The background

When Covid-19 restrictions were lifted and people started to take holidays in the UK, Wales had an influx of tourists which highlighted a shortfall in the amount of potable water available.

A plan was drawn up to upgrade strategic Water Pumping Stations operated by DwrCymru (Welsh Water) to increase the flow to its underground reservoirs and keep water flowing throughout the summer holiday.

To keep water flowing while works were being carried out at Cornerpiece pumping station, Selwood’s solutions teams were asked to support with a temporary overpump setup which could be automatically put into action when needed.

The challenge

The customer was able to access a piece of the farmland just behind the original pumping station which would house site cabins and a set of generators to run the temporary pump setup.

The size of the property presented challenges when it came to deciding where to place the equipment for the overpumping operation.
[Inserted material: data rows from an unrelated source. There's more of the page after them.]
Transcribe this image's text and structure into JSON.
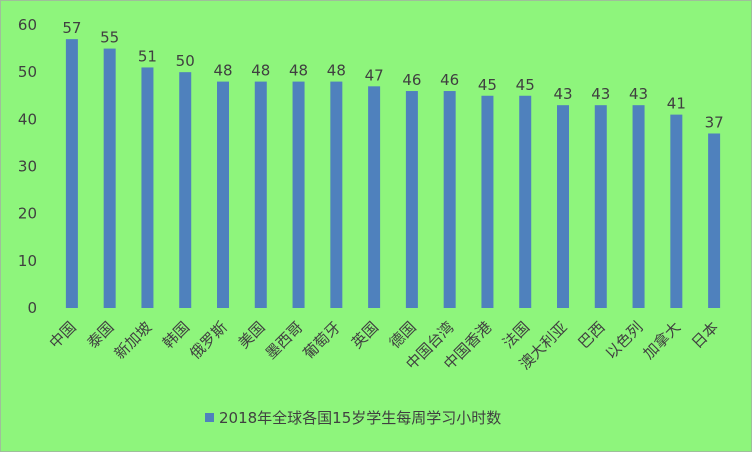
{
  "chart_data": {
    "type": "bar",
    "categories": [
      "中国",
      "泰国",
      "新加坡",
      "韩国",
      "俄罗斯",
      "美国",
      "墨西哥",
      "葡萄牙",
      "英国",
      "德国",
      "中国台湾",
      "中国香港",
      "法国",
      "澳大利亚",
      "巴西",
      "以色列",
      "加拿大",
      "日本"
    ],
    "series": [
      {
        "name": "2018年全球各国15岁学生每周学习小时数",
        "values": [
          57,
          55,
          51,
          50,
          48,
          48,
          48,
          48,
          47,
          46,
          46,
          45,
          45,
          43,
          43,
          43,
          41,
          37
        ],
        "color": "#4f81bd"
      }
    ],
    "ylim": [
      0,
      60
    ],
    "yticks": [
      0,
      10,
      20,
      30,
      40,
      50,
      60
    ],
    "grid": false,
    "legend": "bottom",
    "data_labels": true,
    "background": "#8ef57c"
  }
}
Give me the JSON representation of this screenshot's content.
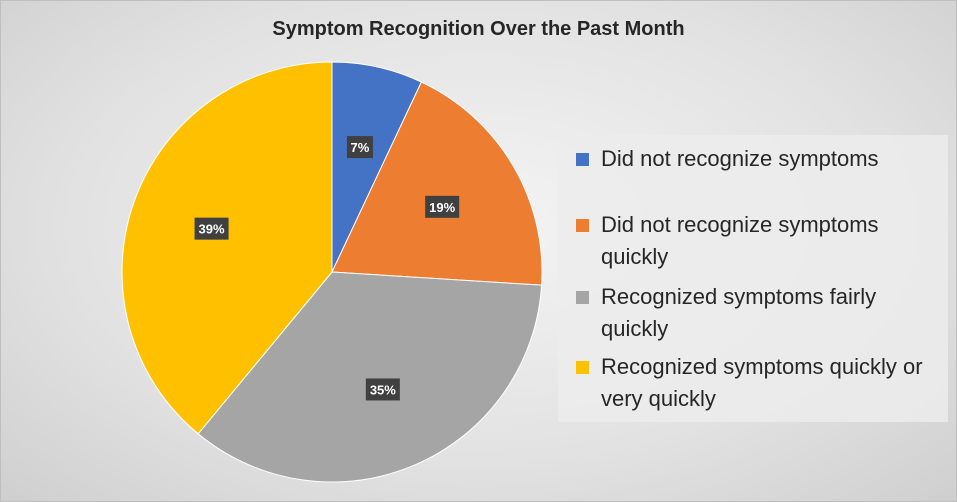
{
  "chart_data": {
    "type": "pie",
    "title": "Symptom Recognition Over the Past Month",
    "slices": [
      {
        "label": "Did not recognize symptoms",
        "value": 7,
        "display": "7%",
        "color": "#4472C4"
      },
      {
        "label": "Did not recognize symptoms quickly",
        "value": 19,
        "display": "19%",
        "color": "#ED7D31"
      },
      {
        "label": "Recognized symptoms fairly quickly",
        "value": 35,
        "display": "35%",
        "color": "#A5A5A5"
      },
      {
        "label": "Recognized symptoms quickly or very quickly",
        "value": 39,
        "display": "39%",
        "color": "#FFC000"
      }
    ],
    "legend_position": "right"
  }
}
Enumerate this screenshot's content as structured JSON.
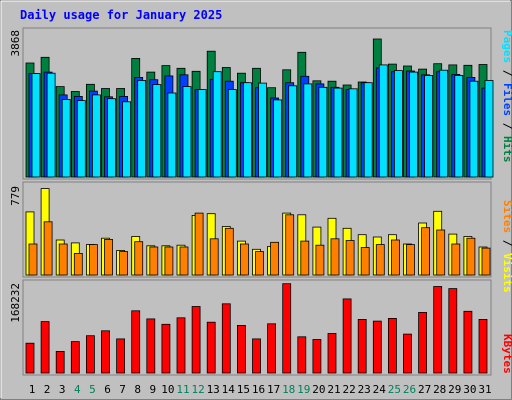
{
  "chart_data": [
    {
      "type": "bar",
      "panel": "hits-files-pages",
      "title": "Daily usage for January 2025",
      "ymax_label": "3868",
      "categories": [
        "1",
        "2",
        "3",
        "4",
        "5",
        "6",
        "7",
        "8",
        "9",
        "10",
        "11",
        "12",
        "13",
        "14",
        "15",
        "16",
        "17",
        "18",
        "19",
        "20",
        "21",
        "22",
        "23",
        "24",
        "25",
        "26",
        "27",
        "28",
        "29",
        "30",
        "31"
      ],
      "weekend_days": [
        "4",
        "5",
        "11",
        "12",
        "18",
        "19",
        "25",
        "26"
      ],
      "series": [
        {
          "name": "Hits",
          "color": "#008040",
          "values": [
            3000,
            3150,
            2380,
            2250,
            2440,
            2330,
            2330,
            3120,
            2760,
            2930,
            2860,
            2780,
            3310,
            2880,
            2730,
            2860,
            2350,
            2820,
            3280,
            2530,
            2520,
            2420,
            2500,
            3630,
            2970,
            2920,
            2840,
            2980,
            2950,
            2940,
            2960
          ]
        },
        {
          "name": "Files",
          "color": "#0040ff",
          "values": [
            2720,
            2760,
            2160,
            2120,
            2260,
            2110,
            2120,
            2620,
            2560,
            2660,
            2690,
            2300,
            2570,
            2520,
            2480,
            2350,
            2080,
            2480,
            2650,
            2450,
            2360,
            2300,
            2480,
            2870,
            2770,
            2790,
            2690,
            2770,
            2700,
            2620,
            2340
          ]
        },
        {
          "name": "Pages",
          "color": "#00e0ff",
          "values": [
            2720,
            2730,
            2040,
            2010,
            2160,
            2060,
            1980,
            2540,
            2430,
            2210,
            2380,
            2300,
            2770,
            2300,
            2480,
            2470,
            2030,
            2400,
            2450,
            2360,
            2340,
            2320,
            2480,
            2950,
            2800,
            2760,
            2670,
            2810,
            2670,
            2520,
            2540
          ]
        }
      ],
      "legend": [
        "Pages",
        "Files",
        "Hits"
      ]
    },
    {
      "type": "bar",
      "panel": "visits-sites",
      "ymax_label": "779",
      "series": [
        {
          "name": "Visits",
          "color": "#ffff00",
          "values": [
            540,
            740,
            300,
            275,
            260,
            315,
            210,
            330,
            250,
            250,
            255,
            510,
            525,
            415,
            290,
            220,
            245,
            530,
            515,
            410,
            485,
            400,
            345,
            325,
            345,
            265,
            445,
            545,
            350,
            330,
            240
          ]
        },
        {
          "name": "Sites",
          "color": "#ff8000",
          "values": [
            265,
            455,
            265,
            185,
            260,
            305,
            200,
            285,
            240,
            240,
            240,
            530,
            310,
            400,
            265,
            200,
            280,
            515,
            290,
            255,
            310,
            295,
            235,
            260,
            300,
            260,
            405,
            385,
            265,
            315,
            230
          ]
        }
      ],
      "legend": [
        "Sites",
        "Visits"
      ]
    },
    {
      "type": "bar",
      "panel": "kbytes",
      "ymax_label": "168232",
      "series": [
        {
          "name": "KBytes",
          "color": "#ff0000",
          "values": [
            55000,
            95000,
            40000,
            58000,
            69000,
            78000,
            63000,
            115000,
            100000,
            90000,
            102000,
            123000,
            94000,
            128000,
            88000,
            63000,
            91000,
            165000,
            67000,
            62000,
            73000,
            137000,
            99000,
            96000,
            101000,
            72000,
            112000,
            160000,
            156000,
            114000,
            99000
          ]
        }
      ],
      "legend": [
        "KBytes"
      ]
    }
  ],
  "colors": {
    "weekday_label": "#000000",
    "weekend_label": "#00805c",
    "title": "#0000ff",
    "plot_bg": "#c0c0c0",
    "frame_light": "#ffffff",
    "frame_dark": "#808080"
  },
  "legend_separator": " / "
}
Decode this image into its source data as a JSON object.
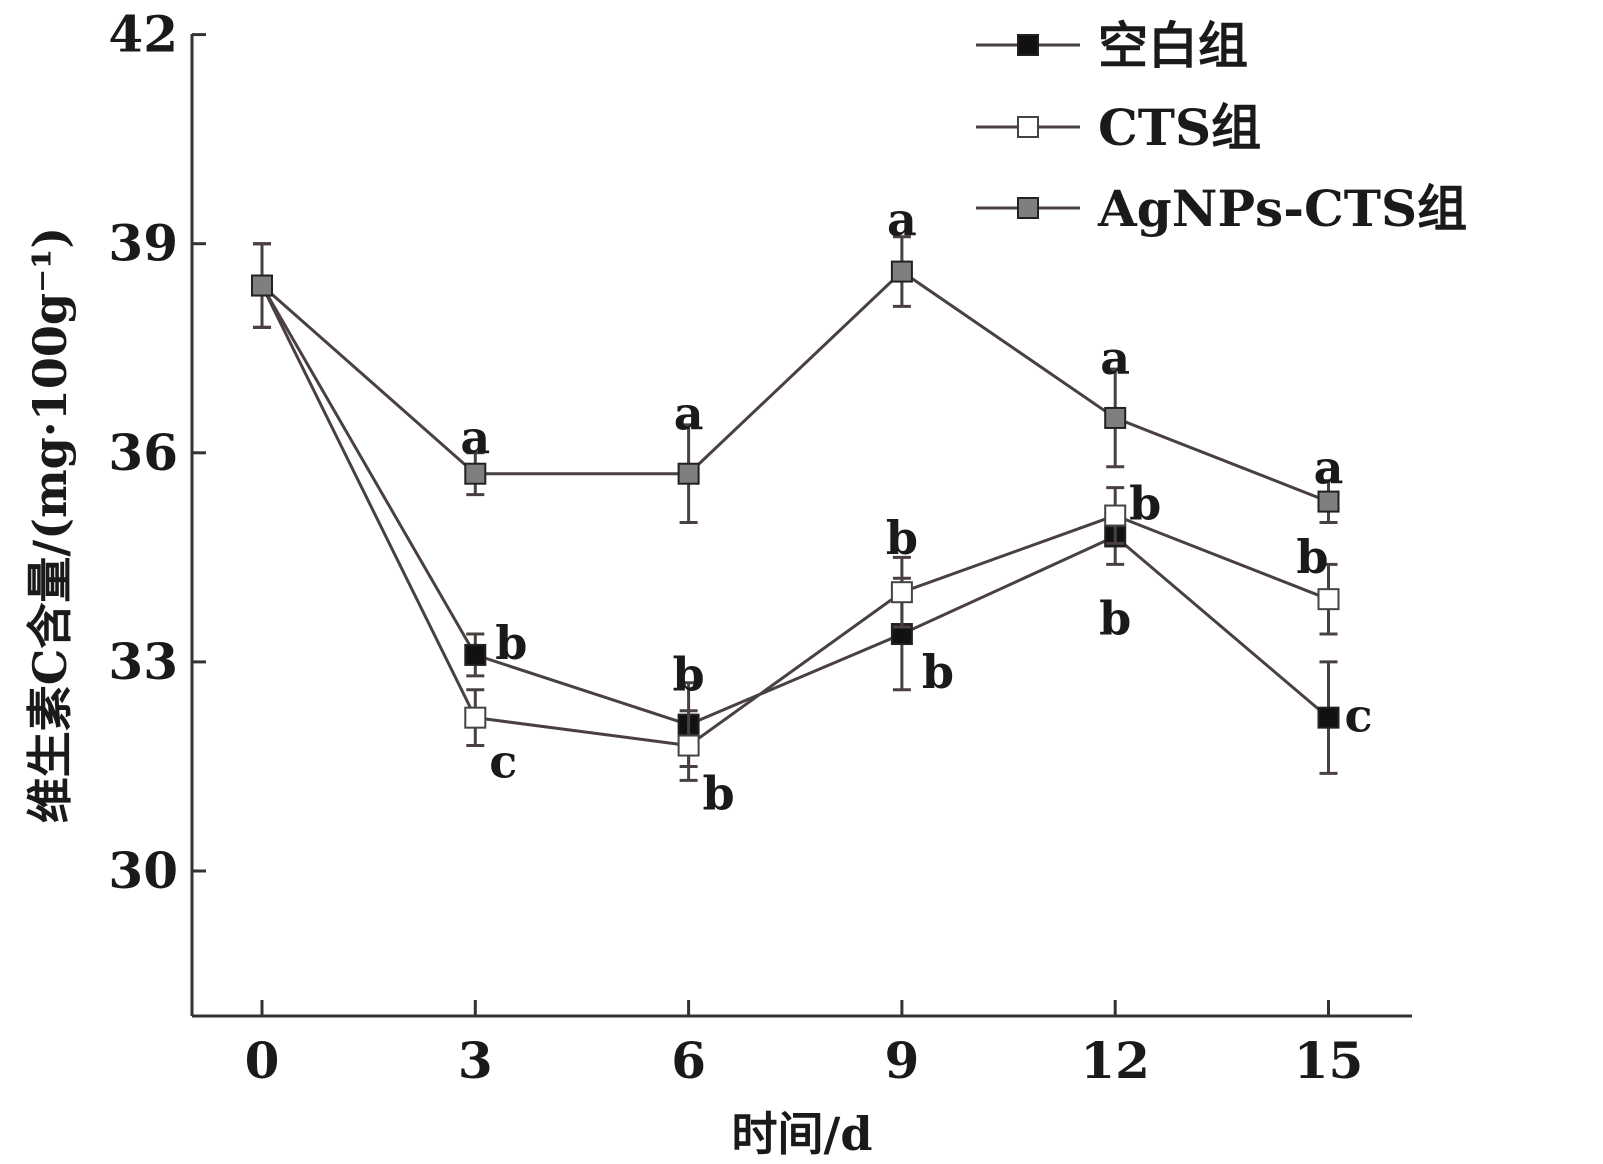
{
  "chart_data": {
    "type": "line",
    "title": "",
    "xlabel": "时间/d",
    "ylabel": "维生素C含量/(mg·100g⁻¹)",
    "x": [
      0,
      3,
      6,
      9,
      12,
      15
    ],
    "x_ticks": [
      "0",
      "3",
      "6",
      "9",
      "12",
      "15"
    ],
    "xlim": [
      -1,
      16.5
    ],
    "y_ticks": [
      "30",
      "33",
      "36",
      "39",
      "42"
    ],
    "ylim": [
      28,
      42
    ],
    "grid": false,
    "legend_position": "top-right",
    "series": [
      {
        "name": "空白组",
        "marker": "filled-square",
        "color": "#111111",
        "values": [
          38.4,
          33.1,
          32.1,
          33.4,
          34.8,
          32.2
        ],
        "errors": [
          0.6,
          0.3,
          0.6,
          0.8,
          0.4,
          0.8
        ],
        "labels": [
          "",
          "b",
          "b",
          "b",
          "b",
          "c"
        ]
      },
      {
        "name": "CTS组",
        "marker": "open-square",
        "color": "#ffffff",
        "values": [
          38.4,
          32.2,
          31.8,
          34.0,
          35.1,
          33.9
        ],
        "errors": [
          0.6,
          0.4,
          0.5,
          0.5,
          0.4,
          0.5
        ],
        "labels": [
          "",
          "c",
          "b",
          "b",
          "b",
          "b"
        ]
      },
      {
        "name": "AgNPs-CTS组",
        "marker": "gray-square",
        "color": "#7f7f7f",
        "values": [
          38.4,
          35.7,
          35.7,
          38.6,
          36.5,
          35.3
        ],
        "errors": [
          0.6,
          0.3,
          0.7,
          0.5,
          0.7,
          0.3
        ],
        "labels": [
          "",
          "a",
          "a",
          "a",
          "a",
          "a"
        ]
      }
    ]
  }
}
The setup needed to be completely automatic that it would run at a pre-set pressure and flow with the flick of a switch.

The other challenge was the flow and head of the system to meet the required flows, Selwood’s teams were asked to produce 63 litres per second at 110m head, with an inlet pressure of between 3 – 4 bar.

The solution

One pump on its own wouldn’t produce the flow that was needed so two pumps would need to run at the same time.

Selwood’s solution was to use three 55kw Lowara WRAS approved pumps in a Duty 1, Duty 2 and standby configuration. The pumps were coupled with 6”clean water flanged pipework bolted together to make a manifold with a single suction and single discharge connection.

The pumps and pipework were all built up in the depot ready so once the pumps landed on site they only needed to bolt together four flanges. The pumps were controlled via 55kw variable speed drives (VSD) linked to an IFM inlet pressure sensor with programable set points which could be set to shut the pumps down under low suction pressure and prevent the pumps running dry.

There was also a 4 to 20m pressure sensor fitted to the discharge pipework which could control the discharge pressure and speed the pumps up or slow them down to maintain outlet pressure when the VSD panels were set to PID (proportional integral derivative) loop.

Multiple parts of the VSD program were changed to suit the application:

  • Ramp up and ramp down times were extended to help against surge pressure.
  • A start delay timer ensured the generator would have time to warm up.

The result

The result was the customer could run their own pumps while the upgrade works were going on – but if a problem such as a pump failure occurred, they could just flick a switch and the temporary over pumping solution would take over without any other human input. The system was designed to mimic the existing pumping station with the minimum of downtime.

The recommendation

Jason Sanders, SEMD Delivery Manager, DwrCymru, said: “From the initial enquiry right through to the commissioning, Selwood gave great advice and support throughout the entire process. The project started with a site visit to the existing pumping station to ensure all needs were discussed with both the current flows and the proposed flows. Selwood provided a pump selection to suit DCWW design requirements for the Cornerpiece WPS system. It was a smooth transaction from start to finish with the temporary pumps now available to ensure the increased flows to the storage reservoir."